Great Non-Rift Lakes
Written by Russell McAndrews
Deep in the heart of darkest Africa perhaps 40 million years ago the country side is being ripped open by the formation of a colossal rift. The pre-existing Malagarasi River is severed; the gash begins to fill at a painfully slow rate. Lake Tanganyika has only just begun to form. For perhaps 6 million years it will remain stable at a level significantly lower than today’s isolated. Late in the Pleistocene the formation of the Bufumbiro Volcanoes causes a small piece of the Victoria basin drainage to pond forming Lave Kivu which overflowed southward over the Ruanda Highlands and into L. Tanganyika. This additional drainage causes the level to rise again and eventually L. Tanganyika will overflow through the Lukuga River and on into the Congo River.
To the southeast Lake Malawi forms, also in isolation, developing in a cascading fashion southward along a deep rift. The proto-lake that will become Malawi fills in stages overflowing and eroding one wall after another. Again, evidence indicates that the lake remained stable for sometime at a much reduced level before rising again.

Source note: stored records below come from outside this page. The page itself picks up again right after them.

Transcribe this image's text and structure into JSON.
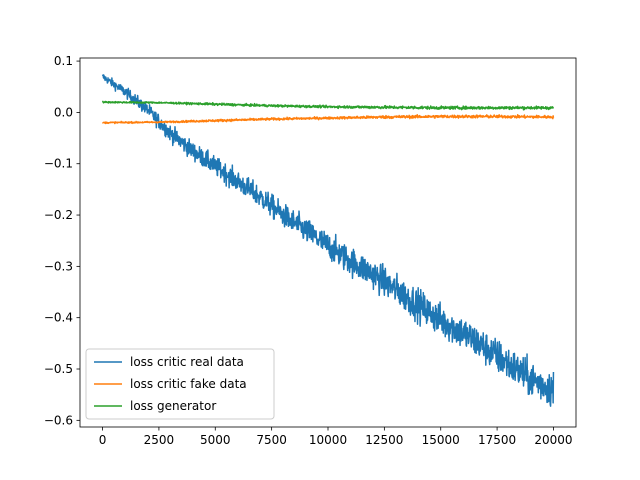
{
  "chart_data": {
    "type": "line",
    "title": "",
    "xlabel": "",
    "ylabel": "",
    "xlim": [
      -1000,
      21000
    ],
    "ylim": [
      -0.613,
      0.106
    ],
    "xticks": [
      0,
      2500,
      5000,
      7500,
      10000,
      12500,
      15000,
      17500,
      20000
    ],
    "xtick_labels": [
      "0",
      "2500",
      "5000",
      "7500",
      "10000",
      "12500",
      "15000",
      "17500",
      "20000"
    ],
    "yticks": [
      0.1,
      0.0,
      -0.1,
      -0.2,
      -0.3,
      -0.4,
      -0.5,
      -0.6
    ],
    "ytick_labels": [
      "0.1",
      "0.0",
      "−0.1",
      "−0.2",
      "−0.3",
      "−0.4",
      "−0.5",
      "−0.6"
    ],
    "grid": false,
    "legend_position": "lower-left",
    "series": [
      {
        "name": "loss critic real data",
        "color": "#1f77b4",
        "noisy": true,
        "x": [
          0,
          1000,
          2000,
          3000,
          4000,
          5000,
          6000,
          7000,
          8000,
          9000,
          10000,
          11000,
          12000,
          13000,
          14000,
          15000,
          16000,
          17000,
          18000,
          19000,
          20000
        ],
        "values": [
          0.07,
          0.04,
          0.005,
          -0.04,
          -0.075,
          -0.105,
          -0.135,
          -0.165,
          -0.2,
          -0.23,
          -0.26,
          -0.29,
          -0.315,
          -0.345,
          -0.375,
          -0.405,
          -0.43,
          -0.46,
          -0.49,
          -0.52,
          -0.54
        ],
        "noise": [
          0.005,
          0.007,
          0.009,
          0.011,
          0.012,
          0.013,
          0.014,
          0.015,
          0.016,
          0.017,
          0.018,
          0.019,
          0.02,
          0.021,
          0.022,
          0.022,
          0.023,
          0.023,
          0.024,
          0.024,
          0.025
        ]
      },
      {
        "name": "loss critic fake data",
        "color": "#ff7f0e",
        "noisy": true,
        "x": [
          0,
          2500,
          5000,
          7500,
          10000,
          12500,
          15000,
          17500,
          20000
        ],
        "values": [
          -0.02,
          -0.019,
          -0.016,
          -0.013,
          -0.011,
          -0.009,
          -0.008,
          -0.008,
          -0.009
        ],
        "noise": [
          0.001,
          0.001,
          0.0015,
          0.0015,
          0.0015,
          0.002,
          0.002,
          0.002,
          0.002
        ]
      },
      {
        "name": "loss generator",
        "color": "#2ca02c",
        "noisy": true,
        "x": [
          0,
          2500,
          5000,
          7500,
          10000,
          12500,
          15000,
          17500,
          20000
        ],
        "values": [
          0.02,
          0.019,
          0.016,
          0.013,
          0.011,
          0.01,
          0.009,
          0.009,
          0.009
        ],
        "noise": [
          0.001,
          0.001,
          0.0015,
          0.0015,
          0.0015,
          0.002,
          0.002,
          0.002,
          0.002
        ]
      }
    ]
  }
}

Malawi will eventually overflow south by way of the Shire River and is isolated by the Murchison rapids.
North of L. Tanganyika, in the other side of the Bufumbiro Volcanoes, the land is rolling and warping. During the Pleistocene the westward flowing rivers of this region were thrown back by the elevation of a rim-like formation of land. This delineates the Victoria Basin drainage to the north and west, the resulting backflow will ultimately form L. Victoria. This lake will be different from any of the other s mentioned. It is not confined to nor does it contain a rift. Shaped like a saucer, and a shallow one at that L. Victoria more than makes up in surface area what it lacks in depth. Over 50 thousand years the lake level fluctuated drastically and with it the surface area. Scientists believe that at one point, approximately 14 thousand years ago L. Victoria dried up almost completely. A small satellite, L. Nabugabo was formed as little as 5,000 years ago as the water level dropped to today’s position. L. Victoria overflows via the Victoria Nile toward the north into a flooded valley now called L. Kioga. Immediately to the west, amid the formation of mountains, volcanoes and recent explosion craters (Lake Edward and L. George), drain in two directions, east toward L. Victoria and north into L. Albert. The Semliki Rapids isolate Albert from Edward and George. Albert also receives the Victoria drainage via Kiioga providing headwaters for the Nile River.
SIZE DEPTH
Victoria = 26,500 sq mi 300 ft
Tanganyika = 13,000 sq mi 4,800 ft
Malawi = 11,000 sq mi 2,300 ft
Kivu 1,600 ft
Comparing L. Victoria and its relatives to the true Rift Lakes we see many differences. We will also see some interesting parallels. The oldest L. Tanganyika was originally colonized by several species. Today cichlid wise, it is arguably the least diverse. Its fauna is comprised of less than 5% cichlids derived from a haplochromine and a Lamprologine ancestor. Malawi and Victoria have been colonized by very few species, each with a single haplochromine-derived flock of cichlids. Malawi is 60% cichlids, L. Victoria 50%. Even though Malawi has a higher percentage of cichlids (this may be in error as the latest information from Victoria is vague - 500 - 1000 spp.), it has a lower total cichlid species count, or it did prior to the introduction of Lates nilotica (Nile Perch). Other lakes in the Victoria Basin are 60-80% cichlids with the exception of L. Albert which has less than 3% probably due to its uninterrupted contact with the River Nile.
Visibility, while excellent in the Rift Lakes Tanganyika and Malawi is poor everywhere else. This is because nutrients and debris settle in to deeper water where they are useless to plankton and surface vegetation. The affect that water turbidity has had on the development of coloration is startling. In cloudy Victoria we see longer wave lengths prevalent. In murky water a red colored individual would be visible at a long distance than a blue fish simply because the wave length of red light is longer, and less prone to scattering.